Commanders and leaders
- François de Créquy Sébastien Le Prestre de Vauban: Ernesto de Croy Ligne, Prince of Chimay Alberto Octavio Tserclaes de Tilly

Strength
- 20,000 men 7,000 horses 82 guns 21 mortars: 4,090 men 600 horses 600 city's militia

Casualties and losses
- 8,000: 2,700

= Siege of Luxembourg (1684) =

Siege during the War of the Reunions

The siege of Luxembourg, in which Louis XIV of France (husband of Maria Theresa of Spain) laid siege to the Spanish-controlled Fortress of Luxembourg from 27 April to 7 June 1684, was the most significant confrontation of the War of the Reunions between France and Spain.
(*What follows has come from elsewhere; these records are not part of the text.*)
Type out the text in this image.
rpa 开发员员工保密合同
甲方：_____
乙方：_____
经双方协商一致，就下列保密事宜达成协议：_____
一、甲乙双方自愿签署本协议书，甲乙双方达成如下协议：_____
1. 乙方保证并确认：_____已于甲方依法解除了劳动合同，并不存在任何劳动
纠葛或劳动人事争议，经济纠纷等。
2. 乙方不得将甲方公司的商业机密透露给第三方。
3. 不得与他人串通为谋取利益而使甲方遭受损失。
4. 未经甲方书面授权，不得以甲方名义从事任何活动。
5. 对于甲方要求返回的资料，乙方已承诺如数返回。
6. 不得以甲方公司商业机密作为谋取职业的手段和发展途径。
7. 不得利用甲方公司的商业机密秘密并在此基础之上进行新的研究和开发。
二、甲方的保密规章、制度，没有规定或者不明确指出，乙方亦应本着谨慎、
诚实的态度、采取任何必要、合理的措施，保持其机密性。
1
The action caused alarm among France's neighbours and resulted in the formation of the League of Augsburg in 1686. In the ensuing war France was forced to give up the duchy, which was returned to the Habsburgs by the Treaty of Ryswick in 1697.

==Background==
An important element of Louis XIV's policy of reunion was to the gain the strategically important city of Luxembourg, which was under Spanish rule, but belonged de jure to the Holy Roman Empire. The city had been besieged in 1681-1682, and the inhabitants endured great hardship. This attempt was broken off, but the country was occupied.

Louis started the War of the Reunions especially to conquer Luxembourg in 1683. In December of that year, Luxembourg was bombarded with mortars. About 6,000 bombs and grenades were fired.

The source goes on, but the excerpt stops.